ISLAMABAD (Web Desk) – Europe plans to speed up the deportation of tens of thousands of illegal Pakistani migrants in a bid to free up space and resources for refugees with more legitimate asylum requests, Washington Post has reported.
Although Syrians and Afghans make up the bulk of the most recent arrivals, Pakistanis also have been seeking asylum in Europe. They are adding to the strain as Europe struggles to cope with the 760,000 migrants who have arrived this year.
But with Pakistan’s government relatively stable and the danger of Islamist militancy diminishing here, fewer than 20 percent of Pakistanis are granted asylum in Europe if they arrive illegally, according to the European officials said.
During a visit to Islamabad earlier this month, European commissioner for migration, home affairs and citizenship Dimitris Avramopoulos delivered the message in response to the ongoing refugee crisis.
“Pakistanis will not qualify as political refugees,” Avramopoulos said. “Pakistan is under a democratic process. . . . It is not a country where its citizens are persecuted, and great progress has been done by authorities in Pakistan in order to pave a democratic perspective for their country.”
Even before this year’s refugee crisis, about 168,000 illegal Pakistani migrants were ordered to leave countries in the 28-member European Union between 2008 and 2014, according to Eurostat. But lack of enforcement, shortage of flights and bureaucratic delays meant that only 55,750 actually left Europe during that period.
Until Avramopoulos’s visit, it had appeared as though the European Union would face even more hurdles in efforts to repatriate Pakistani citizens.
Last week, Pakistan’s Interior Ministry said Pakistani airlines would no longer cooperate in repatriating deportees.
Among other complaints, Interior Minister Chaudhry Nisar Ali Khan said the EU states were not confirming the nationalities of those being deported. He also was angry that some Pakistanis were being deported on false suspicions that they had connections to terrorist groups.

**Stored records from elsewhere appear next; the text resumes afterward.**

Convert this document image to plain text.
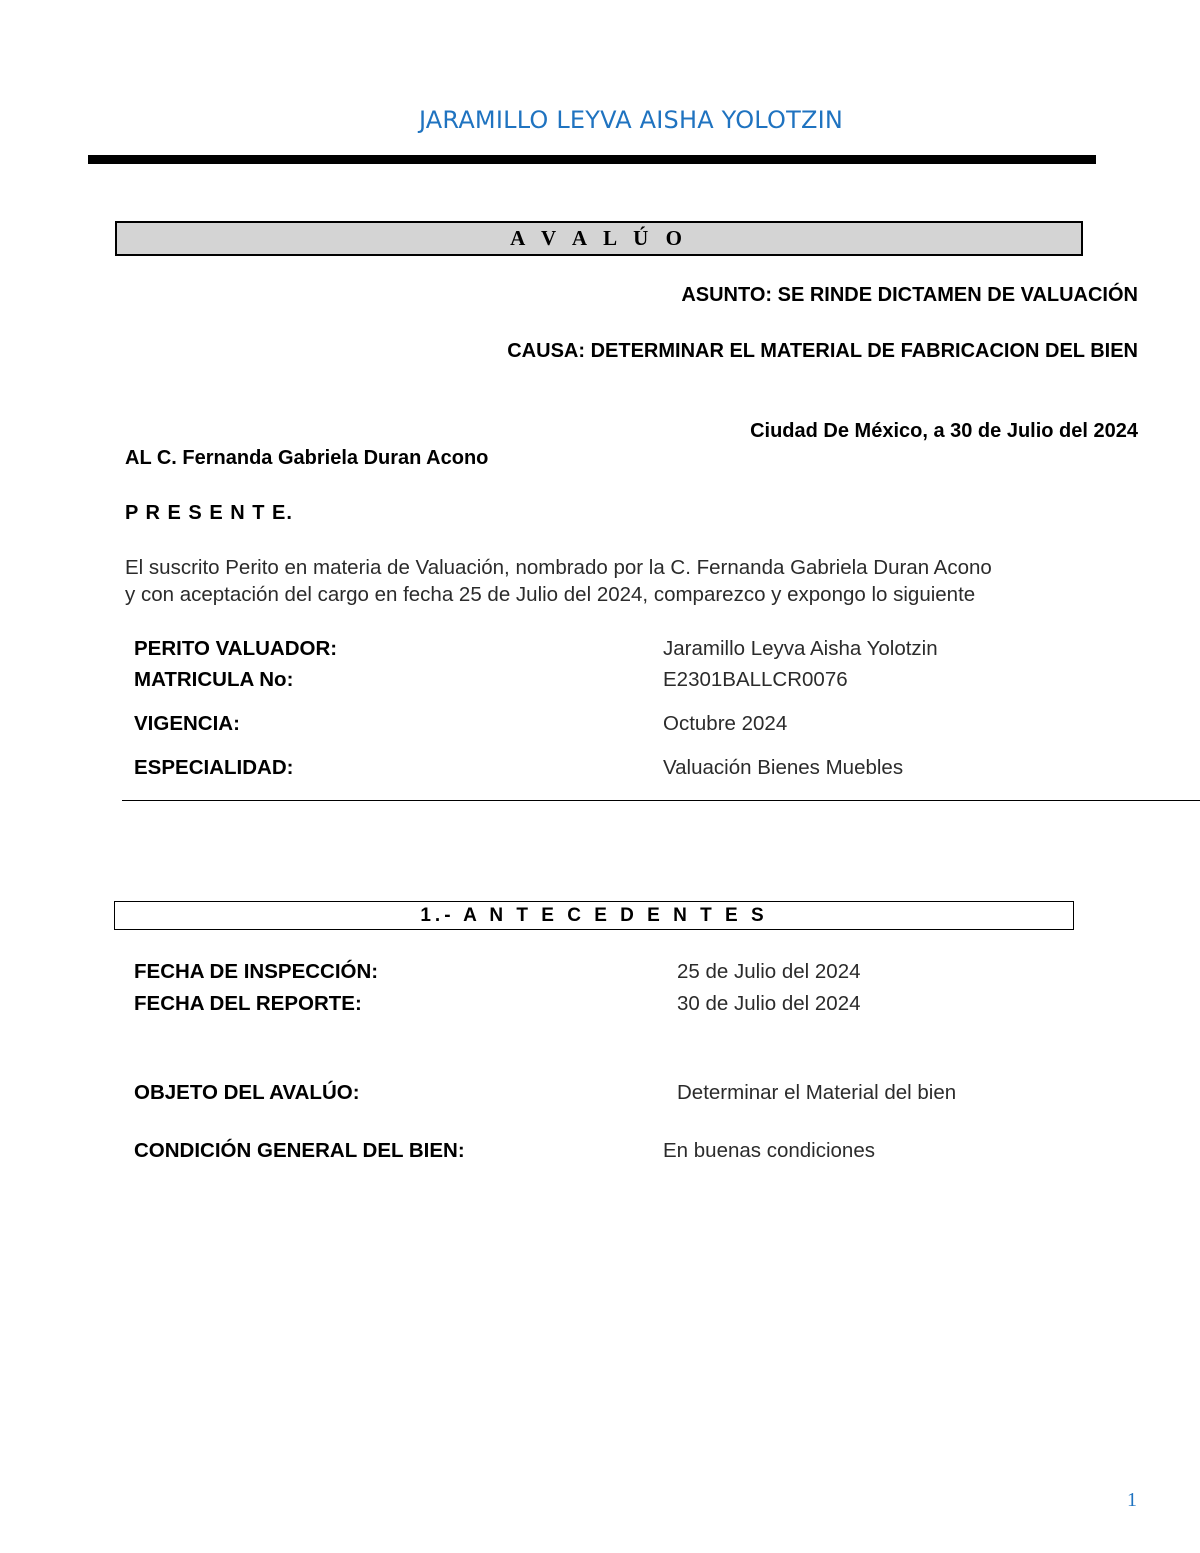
JARAMILLO LEYVA AISHA YOLOTZIN
A V A L Ú O
ASUNTO: SE RINDE DICTAMEN DE VALUACIÓN
CAUSA: DETERMINAR EL MATERIAL DE FABRICACION DEL BIEN
Ciudad De México, a 30 de Julio del 2024
AL C. Fernanda Gabriela Duran Acono
P R E S E N T E.
El suscrito Perito en materia de Valuación, nombrado por la C. Fernanda Gabriela Duran Acono
y con aceptación del cargo en fecha 25 de Julio del 2024, comparezco y expongo lo siguiente
PERITO VALUADOR:	Jaramillo Leyva Aisha Yolotzin
MATRICULA No:	E2301BALLCR0076
VIGENCIA:	Octubre 2024
ESPECIALIDAD:	Valuación Bienes Muebles
1.- A N T E C E D E N T E S
FECHA DE INSPECCIÓN:	25 de Julio del 2024
FECHA DEL REPORTE:	30 de Julio del 2024
OBJETO DEL AVALÚO:	Determinar el Material del bien
CONDICIÓN GENERAL DEL BIEN:	En buenas condiciones
1
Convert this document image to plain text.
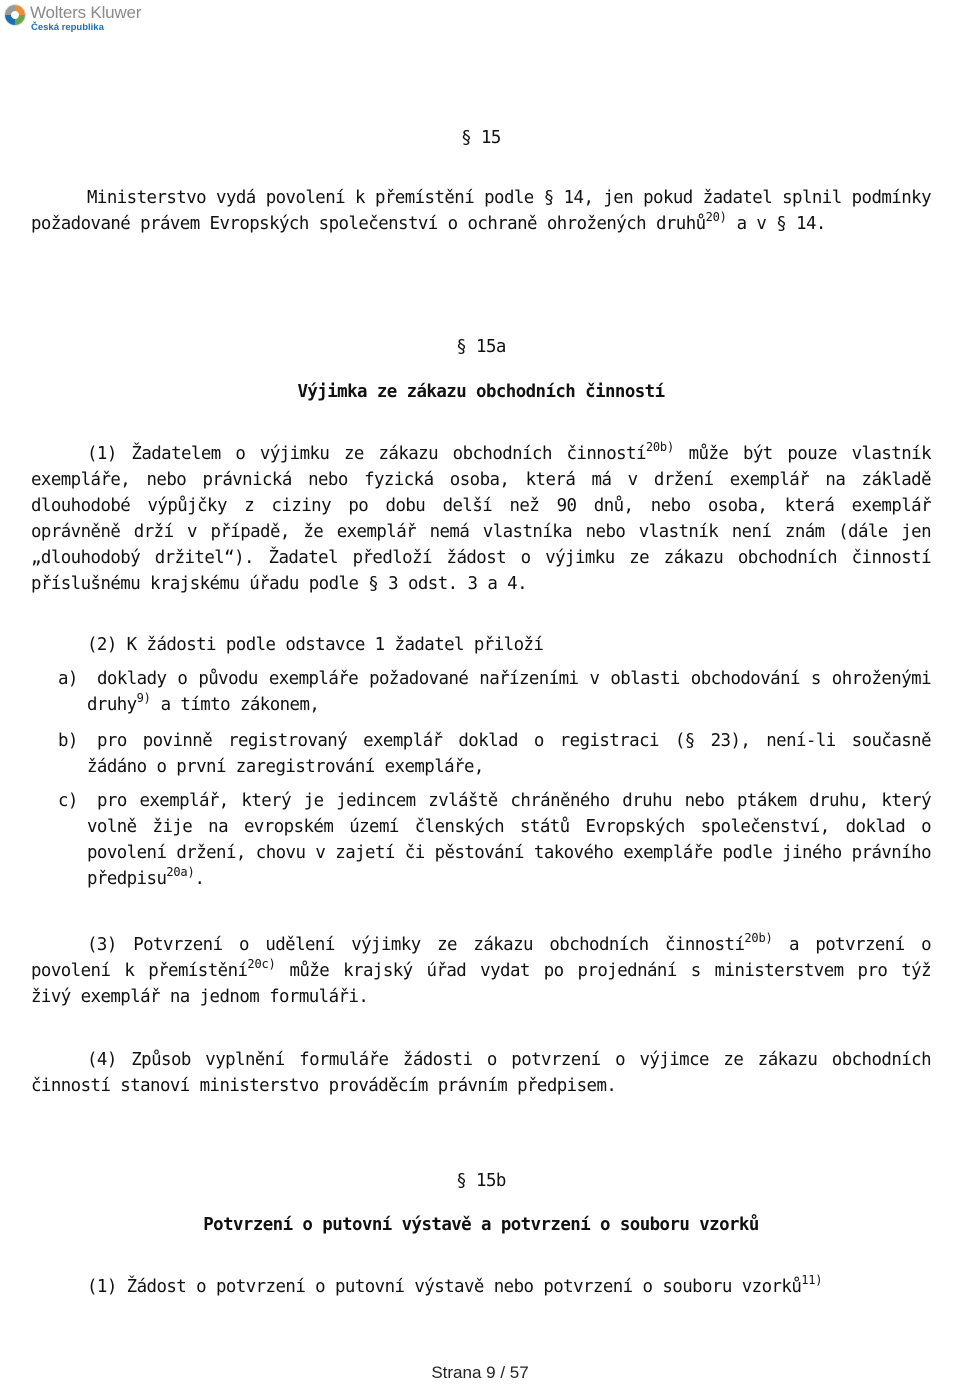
Wolters Kluwer
Česká republika
§ 15

Ministerstvo vydá povolení k přemístění podle § 14, jen pokud žadatel splnil podmínky požadované právem Evropských společenství o ochraně ohrožených druhů$^{20)}$ a v § 14.

§ 15a
Výjimka ze zákazu obchodních činností

(1) Žadatelem o výjimku ze zákazu obchodních činností$^{20b)}$ může být pouze vlastník exempláře, nebo právnická nebo fyzická osoba, která má v držení exemplář na základě dlouhodobé výpůjčky z ciziny po dobu delší než 90 dnů, nebo osoba, která exemplář oprávněně drží v případě, že exemplář nemá vlastníka nebo vlastník není znám (dále jen „dlouhodobý držitel“). Žadatel předloží žádost o výjimku ze zákazu obchodních činností příslušnému krajskému úřadu podle § 3 odst. 3 a 4.

(2) K žádosti podle odstavce 1 žadatel přiloží

a)	doklady o původu exempláře požadované nařízeními v oblasti obchodování s ohroženými druhy$^{9)}$ a tímto zákonem,
b)	pro povinně registrovaný exemplář doklad o registraci (§ 23), není-li současně žádáno o první zaregistrování exempláře,
c)	pro exemplář, který je jedincem zvláště chráněného druhu nebo ptákem druhu, který volně žije na evropském území členských států Evropských společenství, doklad o povolení držení, chovu v zajetí či pěstování takového exempláře podle jiného právního předpisu$^{20a)}$.

(3) Potvrzení o udělení výjimky ze zákazu obchodních činností$^{20b)}$ a potvrzení o povolení k přemístění$^{20c)}$ může krajský úřad vydat po projednání s ministerstvem pro týž živý exemplář na jednom formuláři.

(4) Způsob vyplnění formuláře žádosti o potvrzení o výjimce ze zákazu obchodních činností stanoví ministerstvo prováděcím právním předpisem.

§ 15b
Potvrzení o putovní výstavě a potvrzení o souboru vzorků

(1) Žádost o potvrzení o putovní výstavě nebo potvrzení o souboru vzorků$^{11)}$

Strana 9 / 57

“This is tantamount to insulting Pakistanis and humanity,” the minister told reporters last Saturday.
At times, Ch Nisar said, migrants were being flown to Pakistan instead of their home countries. “We cannot accept those Afghans, Bangladeshi, Burmese and Indians as Pakistani citizens who manage to get fake documents by the virtue of a bribe.”
But Avramopoulos’s visit, which included a meeting with Khan, apparently smoothed over that tension. “Both sides agreed that Pakistani deportees would be sent back to Pakistan … under a comprehensive procedure acceptable to both sides,” an Interior Ministry official told Washington Post, conditioning anonymity.
The EU official stressed, however, that the agreement will not affect legal Pakistani migration. European countries admit about 50,000 Pakistanis annually for family reunification, guest-worker programs, higher education and other residency requests. Applications for those positions must be made in Pakistan, Avramopoulos said.